过去这种事从未有过——使者乃国之颜面,岂容轻辱?
可如今,只要有人抗议,对方便冷笑反问:“你不是燕国人吧?”
再拿刺秦一事作挡箭牌,谁都没法反驳。
于是怨气全落回燕国头上,各国外交场上,提到“燕使”二字,皆是一阵嗤笑与警惕。
可以说,那次伪装归附、图谋行刺的举动,非但手段卑劣,更是一记自毁长城的昏招。
它不只败坏了一个国家的名声,更是把所有使臣的体面都拖下了水。
至于魏国,虽说勉强签了盟书,但心里打得什么算盘,明眼人一眼就懂。
他们想要的是盟友来救自己,而不是自己去救别人。
更何况,如今天下只剩四国苟延残喘——秦强,楚大,齐富,燕弱。
楚、齐双双拒盟,魏国就算和燕国绑在一起,也不过是两只瘦羊抱成一团,等着被秦国一口吞下。
没有强国牵头,这场联盟不过是一纸空文。
所以那份盟约看似庄重,实则轻如浮云。
指望魏国出兵援燕?做梦。
说不定等秦国掉头打魏国时,他们还会腆着脸派人来求燕国发兵相救。
可笑又现实。
燕国使者绕了一圈,灰头土脸,一无所获。
而秦国早已放话:我与燕国有不共戴天之仇。谁敢帮燕,我就先灭谁!
此言一出,列国噤若寒蝉。
谁还敢沾边?纷纷避之不及,生怕一个眼神被误读为支援信号,引来秦军铁蹄踏境。
恐惧之下,人人自保,无人敢动。
秦国言出即行,迅速集结大军,伐燕在即。
临行前,太子扶苏亲自登门拜访王翦。
“不知殿下驾临,有何指教?”
王翦放下手中温热的茶盏,目光微凝,语气中带着几分探究。
扶苏亦敛袖搁杯,神色温和:“孤今日前来,是因听闻王师征燕之际,或将遭遇一件意外之事。”
王翦眉梢微动。
他尚未出兵,何来“征燕之时”?
太子若非未卜先知,便是另有深意。
心念一转,已然明白——这一趟,怕不只是叙旧。
王翦神色微凝,沉声问道:“殿下所说意料之外之事,不知究竟为何?还请明示。”
太子扶苏面色如常,眉梢轻扬,唇角甚至勾起一抹淡笑:“孤听说,秦军兵临燕都蓟城之际,有人早对燕国王室恨之入骨,趁乱打开了牢狱,放出了大批刑徒。”

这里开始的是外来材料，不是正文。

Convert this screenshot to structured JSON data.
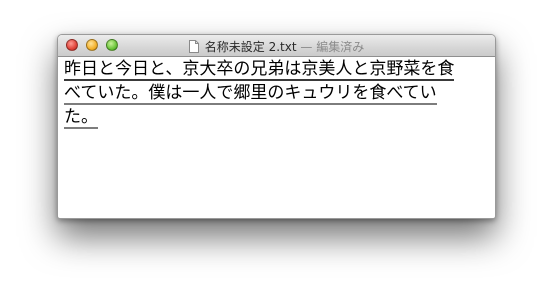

“这些囚犯积怨已久,甫一脱困,立刻聚成一支暴戾之师,直扑皇宫,势如狂潮,顷刻破城。”
“燕王喜、太子丹等宗亲贵胄,尽数死于屠刀之下,无一人幸免。”
“可他们的恨意并未因此平息。杀尽王族之后,竟转头焚毁燕国宗庙,掘开历代国君陵寝,鞭尸挫骨,扬灰于野!”
“这般胆大包天之举,终被攻入蓟城的秦军撞个正着,当场围杀,全数剿灭。事后查证,才知这群刑徒所为。”
“可惜,木已成舟。秦军只得仓促扑灭宗庙余火,草草掩埋先君遗骸,已是无力回天。”
“这便是孤所闻——王师伐燕时,那桩‘意外’。”
“不知王师可有耳闻?”
话音落下,王翦心头一震,呼吸微滞。
他哪能听不出这其中的杀机?
这哪里是刑徒泄愤?分明是有人借刀杀人,手段狠绝,寸草不留!
不仅要斩尽燕国王室血脉,连祖宗根基都要彻底掀翻——掘坟、焚庙、挫骨扬灰,步步诛心!
纵是当年伍子胥复仇楚平王,也不过掘墓鞭尸三百,未曾毁其宗庙。而今此举,早已超越私仇,近乎灭祀!
在这个敬鬼神、重宗法的年代,这等行径堪称逆天。
即便太子扶苏将黑锅推给“刑徒”,自己不沾片血,王翦仍觉背脊发寒。
他知道,这是在试探他的底线。
但太子不催,只静坐等候,目光沉定,仿佛一切尽在掌握。
因为他根本不会让燕王喜、太子丹活着。
不止他们,整个燕国宗庙、历代先君,都得为刺秦之事陪葬!
唯有如此,才能浇熄他心中滔天怒火!
良久,王翦终于开口,声音低缓:“殿下所言,臣已知晓。只是……此事重大,臣还需确认,陛下是否亦有听闻。”